If someone points out you’ve said something biased for example, and you feel shame – do you reflect thoughtfully and work on seeing what that thought is, choosing for yourself what to think about it, and changing it if you want to?

No. You feel defensive and ashamed and you either fall over yourself apologizing to try to get validation from that other person that you’re not a bad person yourself, or you get defensive and try to argue with them (really arguing with yourself) about how you aren’t actually biased.

One of those may look more like taking responsibility than the other, but neither one actually creates real understanding or real change.

The only way to create real change is to accept what is happening in your brain now, with compassion, before you try to change it.

Just because you’re dealing with thoughts about your own internalized biases (about yourself or other people) doesn’t mean that the principles of non-judgmental observation, compassion, and curiosity don’t apply.

You have to be willing to love yourself through the struggle – that is how you can actually make some progress and focus on loving other people too.

I know that some people are going to hate that I am saying to be nice to yourself about your biased thoughts and prejudiced beliefs.

But if there is one thing I know in my bones, it is that there is no way to create effective personal or social change without changing people’s hearts and minds. And unexamined guilt and shame won’t get that done.

When you are willing to love yourself even with those thoughts, you can finally show up authentically and honestly.

You can feel confident to speak up when it’s your time to speak up, and to be quiet when it’s your turn to be quiet.
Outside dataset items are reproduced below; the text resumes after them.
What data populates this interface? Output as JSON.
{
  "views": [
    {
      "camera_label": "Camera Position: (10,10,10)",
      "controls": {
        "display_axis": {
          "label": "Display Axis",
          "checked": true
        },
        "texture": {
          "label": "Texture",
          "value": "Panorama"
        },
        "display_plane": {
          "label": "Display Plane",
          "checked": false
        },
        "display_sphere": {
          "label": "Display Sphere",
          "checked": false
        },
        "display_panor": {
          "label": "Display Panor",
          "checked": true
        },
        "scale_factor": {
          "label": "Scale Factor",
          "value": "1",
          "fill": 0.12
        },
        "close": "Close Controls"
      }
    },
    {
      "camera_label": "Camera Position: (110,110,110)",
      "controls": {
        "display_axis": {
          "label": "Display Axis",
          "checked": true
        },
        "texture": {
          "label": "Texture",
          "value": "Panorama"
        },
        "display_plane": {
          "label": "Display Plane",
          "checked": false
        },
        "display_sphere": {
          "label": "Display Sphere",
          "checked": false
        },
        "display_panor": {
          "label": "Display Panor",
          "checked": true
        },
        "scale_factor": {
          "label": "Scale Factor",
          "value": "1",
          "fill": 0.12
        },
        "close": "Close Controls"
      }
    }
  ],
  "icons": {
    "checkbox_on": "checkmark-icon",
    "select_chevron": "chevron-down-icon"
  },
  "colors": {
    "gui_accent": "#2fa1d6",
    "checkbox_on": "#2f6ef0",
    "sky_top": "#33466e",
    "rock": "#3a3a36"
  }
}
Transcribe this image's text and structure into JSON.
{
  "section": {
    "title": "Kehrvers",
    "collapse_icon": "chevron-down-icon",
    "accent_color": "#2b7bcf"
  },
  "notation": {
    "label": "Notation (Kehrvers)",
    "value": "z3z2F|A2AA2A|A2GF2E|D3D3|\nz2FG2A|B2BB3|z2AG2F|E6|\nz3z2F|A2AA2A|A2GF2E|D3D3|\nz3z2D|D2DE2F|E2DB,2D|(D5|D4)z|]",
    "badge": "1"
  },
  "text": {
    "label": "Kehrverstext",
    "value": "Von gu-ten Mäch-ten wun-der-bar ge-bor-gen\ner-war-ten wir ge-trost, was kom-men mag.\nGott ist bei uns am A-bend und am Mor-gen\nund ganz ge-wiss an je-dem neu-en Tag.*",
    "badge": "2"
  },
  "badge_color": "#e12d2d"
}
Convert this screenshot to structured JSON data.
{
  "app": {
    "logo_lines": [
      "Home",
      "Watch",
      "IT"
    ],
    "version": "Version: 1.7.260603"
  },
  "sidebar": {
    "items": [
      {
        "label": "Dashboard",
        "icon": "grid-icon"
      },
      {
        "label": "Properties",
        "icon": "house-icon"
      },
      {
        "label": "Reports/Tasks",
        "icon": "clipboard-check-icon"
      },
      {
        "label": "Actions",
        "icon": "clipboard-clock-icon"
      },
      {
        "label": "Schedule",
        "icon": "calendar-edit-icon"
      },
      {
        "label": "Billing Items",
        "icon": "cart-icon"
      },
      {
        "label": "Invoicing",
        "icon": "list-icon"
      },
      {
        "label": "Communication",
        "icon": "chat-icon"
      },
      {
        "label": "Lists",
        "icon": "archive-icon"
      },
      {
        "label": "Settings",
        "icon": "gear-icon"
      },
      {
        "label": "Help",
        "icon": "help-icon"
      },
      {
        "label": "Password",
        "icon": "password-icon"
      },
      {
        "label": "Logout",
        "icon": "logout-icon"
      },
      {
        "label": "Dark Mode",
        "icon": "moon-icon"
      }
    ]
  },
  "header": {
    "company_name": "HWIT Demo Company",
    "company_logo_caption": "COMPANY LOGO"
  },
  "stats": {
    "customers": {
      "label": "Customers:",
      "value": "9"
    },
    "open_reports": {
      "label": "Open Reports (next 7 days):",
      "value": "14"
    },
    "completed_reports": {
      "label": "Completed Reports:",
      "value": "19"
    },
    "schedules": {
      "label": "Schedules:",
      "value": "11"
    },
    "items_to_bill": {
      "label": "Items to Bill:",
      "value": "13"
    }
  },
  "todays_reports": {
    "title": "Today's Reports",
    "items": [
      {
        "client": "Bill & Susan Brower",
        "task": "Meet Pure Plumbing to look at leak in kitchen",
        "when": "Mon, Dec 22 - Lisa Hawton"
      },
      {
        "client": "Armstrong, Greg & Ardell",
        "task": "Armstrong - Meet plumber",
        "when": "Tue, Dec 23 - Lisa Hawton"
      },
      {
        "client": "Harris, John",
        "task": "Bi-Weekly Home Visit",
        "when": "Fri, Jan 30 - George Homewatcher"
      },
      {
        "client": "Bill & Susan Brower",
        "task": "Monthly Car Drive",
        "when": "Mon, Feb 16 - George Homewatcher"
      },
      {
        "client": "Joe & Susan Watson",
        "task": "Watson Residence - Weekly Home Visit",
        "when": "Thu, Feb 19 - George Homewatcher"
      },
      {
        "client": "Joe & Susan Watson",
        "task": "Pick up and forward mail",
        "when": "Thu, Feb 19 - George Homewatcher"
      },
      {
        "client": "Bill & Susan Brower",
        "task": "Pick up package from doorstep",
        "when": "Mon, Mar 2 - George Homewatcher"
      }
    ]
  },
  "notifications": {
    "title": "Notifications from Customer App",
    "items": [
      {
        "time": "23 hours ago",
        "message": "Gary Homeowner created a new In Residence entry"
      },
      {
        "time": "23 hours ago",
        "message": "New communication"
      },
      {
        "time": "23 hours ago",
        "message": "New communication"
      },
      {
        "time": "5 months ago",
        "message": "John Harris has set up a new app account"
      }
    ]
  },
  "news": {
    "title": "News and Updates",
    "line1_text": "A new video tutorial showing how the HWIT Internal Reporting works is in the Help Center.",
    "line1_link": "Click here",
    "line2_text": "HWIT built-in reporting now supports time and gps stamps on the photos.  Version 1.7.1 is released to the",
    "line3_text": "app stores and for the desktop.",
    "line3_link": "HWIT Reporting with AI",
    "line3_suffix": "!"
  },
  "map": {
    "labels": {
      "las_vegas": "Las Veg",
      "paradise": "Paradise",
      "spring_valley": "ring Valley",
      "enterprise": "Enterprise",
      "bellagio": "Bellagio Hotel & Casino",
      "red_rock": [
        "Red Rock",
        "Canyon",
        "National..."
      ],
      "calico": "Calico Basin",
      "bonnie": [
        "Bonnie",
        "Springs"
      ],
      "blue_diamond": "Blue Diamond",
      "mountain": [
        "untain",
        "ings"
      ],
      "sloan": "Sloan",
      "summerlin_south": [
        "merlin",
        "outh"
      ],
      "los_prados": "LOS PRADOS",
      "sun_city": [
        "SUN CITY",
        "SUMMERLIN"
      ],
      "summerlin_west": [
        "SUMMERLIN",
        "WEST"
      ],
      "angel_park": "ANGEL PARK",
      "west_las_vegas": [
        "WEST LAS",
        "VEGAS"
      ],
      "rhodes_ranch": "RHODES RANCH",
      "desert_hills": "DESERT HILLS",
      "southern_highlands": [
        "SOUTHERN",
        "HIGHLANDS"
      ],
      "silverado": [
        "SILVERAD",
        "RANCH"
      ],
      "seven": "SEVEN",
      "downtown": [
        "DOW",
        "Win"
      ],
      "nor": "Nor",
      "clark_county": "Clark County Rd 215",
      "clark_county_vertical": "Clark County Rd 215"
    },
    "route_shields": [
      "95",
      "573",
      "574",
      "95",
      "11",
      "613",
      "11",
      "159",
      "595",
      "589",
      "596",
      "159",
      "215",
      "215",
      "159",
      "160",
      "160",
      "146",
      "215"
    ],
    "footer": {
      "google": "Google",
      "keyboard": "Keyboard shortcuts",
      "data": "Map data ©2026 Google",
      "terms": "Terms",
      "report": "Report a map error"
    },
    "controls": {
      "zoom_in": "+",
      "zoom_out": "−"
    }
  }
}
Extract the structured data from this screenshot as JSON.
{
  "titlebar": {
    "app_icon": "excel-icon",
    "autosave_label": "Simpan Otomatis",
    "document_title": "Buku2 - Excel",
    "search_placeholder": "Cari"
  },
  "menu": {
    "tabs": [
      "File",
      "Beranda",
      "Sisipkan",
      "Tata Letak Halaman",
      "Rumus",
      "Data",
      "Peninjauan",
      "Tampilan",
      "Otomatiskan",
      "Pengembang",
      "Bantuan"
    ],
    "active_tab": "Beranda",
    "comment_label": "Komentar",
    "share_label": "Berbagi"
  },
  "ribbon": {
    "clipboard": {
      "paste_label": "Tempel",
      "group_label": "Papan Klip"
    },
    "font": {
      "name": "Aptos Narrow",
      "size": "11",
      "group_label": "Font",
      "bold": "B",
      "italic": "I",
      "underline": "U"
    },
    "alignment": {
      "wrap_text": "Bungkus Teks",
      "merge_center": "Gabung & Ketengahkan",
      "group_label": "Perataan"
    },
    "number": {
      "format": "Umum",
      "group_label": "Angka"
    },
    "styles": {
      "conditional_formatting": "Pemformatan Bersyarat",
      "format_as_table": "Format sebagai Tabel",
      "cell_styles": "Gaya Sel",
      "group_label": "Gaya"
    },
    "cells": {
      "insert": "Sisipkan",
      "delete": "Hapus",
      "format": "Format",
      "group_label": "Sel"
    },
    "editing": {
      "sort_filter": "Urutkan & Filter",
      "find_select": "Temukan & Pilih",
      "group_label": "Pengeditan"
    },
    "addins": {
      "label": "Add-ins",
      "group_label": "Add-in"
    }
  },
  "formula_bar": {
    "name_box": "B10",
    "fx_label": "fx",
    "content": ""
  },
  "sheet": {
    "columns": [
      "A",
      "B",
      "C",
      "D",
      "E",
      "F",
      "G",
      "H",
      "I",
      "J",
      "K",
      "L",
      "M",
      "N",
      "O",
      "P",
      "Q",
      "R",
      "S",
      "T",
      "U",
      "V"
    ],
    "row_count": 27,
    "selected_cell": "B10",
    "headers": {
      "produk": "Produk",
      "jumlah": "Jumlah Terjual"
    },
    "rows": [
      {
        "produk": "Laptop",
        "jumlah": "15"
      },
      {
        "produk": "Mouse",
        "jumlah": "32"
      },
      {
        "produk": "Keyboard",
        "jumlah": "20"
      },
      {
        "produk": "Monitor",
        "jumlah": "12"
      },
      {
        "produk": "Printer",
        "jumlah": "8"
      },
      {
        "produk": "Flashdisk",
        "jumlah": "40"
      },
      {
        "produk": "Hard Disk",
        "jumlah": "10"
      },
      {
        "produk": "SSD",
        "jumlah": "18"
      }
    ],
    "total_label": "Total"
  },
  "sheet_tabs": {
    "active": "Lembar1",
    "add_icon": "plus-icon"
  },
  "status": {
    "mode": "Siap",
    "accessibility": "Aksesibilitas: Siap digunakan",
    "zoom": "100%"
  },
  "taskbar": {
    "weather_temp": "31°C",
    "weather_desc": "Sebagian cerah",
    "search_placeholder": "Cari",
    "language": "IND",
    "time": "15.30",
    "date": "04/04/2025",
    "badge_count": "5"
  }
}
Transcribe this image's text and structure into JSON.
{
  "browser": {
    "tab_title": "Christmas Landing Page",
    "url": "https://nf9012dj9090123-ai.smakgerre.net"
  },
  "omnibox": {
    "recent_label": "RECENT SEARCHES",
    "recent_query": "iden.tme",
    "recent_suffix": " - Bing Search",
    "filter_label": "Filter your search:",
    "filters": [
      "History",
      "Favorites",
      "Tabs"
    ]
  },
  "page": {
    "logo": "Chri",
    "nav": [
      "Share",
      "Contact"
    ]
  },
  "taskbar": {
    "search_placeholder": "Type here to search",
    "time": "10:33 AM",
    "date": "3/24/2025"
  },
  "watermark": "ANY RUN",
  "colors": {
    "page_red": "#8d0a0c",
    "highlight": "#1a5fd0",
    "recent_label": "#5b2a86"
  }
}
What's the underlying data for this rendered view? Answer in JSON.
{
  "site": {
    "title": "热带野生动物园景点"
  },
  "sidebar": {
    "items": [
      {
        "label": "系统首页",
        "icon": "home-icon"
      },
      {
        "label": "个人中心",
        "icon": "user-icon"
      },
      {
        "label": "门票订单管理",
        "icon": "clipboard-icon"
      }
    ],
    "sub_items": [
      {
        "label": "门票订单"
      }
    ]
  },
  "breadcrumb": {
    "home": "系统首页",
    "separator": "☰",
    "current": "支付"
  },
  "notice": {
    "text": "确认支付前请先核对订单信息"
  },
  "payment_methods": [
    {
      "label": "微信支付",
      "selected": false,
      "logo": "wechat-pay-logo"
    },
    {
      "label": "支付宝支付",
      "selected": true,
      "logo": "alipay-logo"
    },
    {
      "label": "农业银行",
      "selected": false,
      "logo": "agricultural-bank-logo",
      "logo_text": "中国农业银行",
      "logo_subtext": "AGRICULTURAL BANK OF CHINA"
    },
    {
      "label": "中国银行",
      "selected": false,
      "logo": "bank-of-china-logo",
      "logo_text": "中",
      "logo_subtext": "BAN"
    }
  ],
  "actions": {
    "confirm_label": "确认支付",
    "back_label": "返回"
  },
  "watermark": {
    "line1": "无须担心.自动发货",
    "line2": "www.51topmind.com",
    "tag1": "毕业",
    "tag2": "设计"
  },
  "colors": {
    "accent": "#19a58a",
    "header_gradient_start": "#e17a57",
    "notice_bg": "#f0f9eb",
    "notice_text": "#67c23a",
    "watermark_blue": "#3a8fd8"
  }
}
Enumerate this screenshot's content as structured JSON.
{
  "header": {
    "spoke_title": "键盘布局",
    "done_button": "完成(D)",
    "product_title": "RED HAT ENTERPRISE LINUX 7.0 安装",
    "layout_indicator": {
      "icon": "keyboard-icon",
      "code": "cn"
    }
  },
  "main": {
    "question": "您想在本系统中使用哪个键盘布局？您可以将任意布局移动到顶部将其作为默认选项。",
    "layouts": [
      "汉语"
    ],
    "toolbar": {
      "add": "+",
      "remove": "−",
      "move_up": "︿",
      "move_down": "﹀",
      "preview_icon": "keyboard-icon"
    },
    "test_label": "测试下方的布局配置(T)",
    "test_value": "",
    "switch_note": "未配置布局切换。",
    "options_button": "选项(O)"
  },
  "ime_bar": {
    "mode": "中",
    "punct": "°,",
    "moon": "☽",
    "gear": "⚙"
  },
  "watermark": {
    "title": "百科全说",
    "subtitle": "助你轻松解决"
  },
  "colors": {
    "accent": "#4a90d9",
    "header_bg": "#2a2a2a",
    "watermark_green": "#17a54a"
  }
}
You can lead when it’s your turn to lead, and follow when it’s your turn to follow. Because you have taken your ego out of the equation. You aren’t looking to be validated, because you have your own validation. So it actually becomes about the work, not about you.

You can accept that you are all of the things that you fear – sexist, racist, homophobic, ablist, transphobic, all of it – because you are part of a society that perpetuates these beliefs. You can have all those thoughts and still be worthwhile as a human. And because you’re not lying to yourself about it, you can own that and do the internal work to change how you show up.

And that only leads to even more growth. Because you know that you have your own back enough to be willing to be wrong.

When you love and accept yourself unconditionally, and are genuinely curious about your mind, it’s not a problem to be told you’re wrong.

It’s an opportunity.

You won’t feel immediately defensive and ashamed.

You’ll actually be curious.

And you’ll be able to use your independent judgment to decide what you want to think and believe.

Because – it may surprise you to hear this – there’s actually no “perfect” way to be an ally or to be a feminist.

A lot of what holds people back from deprogramming themselves and being more vocal about what they believe in is the perfectionist belief that there is a right way to be an ally, to be feminist, to be anti-racist, to be fat-positive, etc.

That there’s a perfect ideology to follow, and anything that falls short is shameful and not worth doing.

But there is no certified set of opinions from the universe on How to Be Woke.

I’ve been a professional feminist for 20 years, and there are plenty of people who think I’m doing feminism wrong. I know because they tell me on the internet about it all the time!

Social movements are made up of a bunch of human brains with human thoughts, some of which are the same and some of which are very different.

There is no “right” way to do any of this.

No matter what you say or do, someone may tell you that you did it wrong.

A lot of us see that as a reason to give up before we start.

But it’s the opposite.

It’s the best reason to try something.

Because there’s no objectively right answer and there’s no perfect way of being anything.

All you can do is be honest with yourself about your thoughts, educate yourself about experiences different than your own, and work to make the world a little better than you found it – however you define that.

And through it all, you will try and fail and still be worthy of your own love.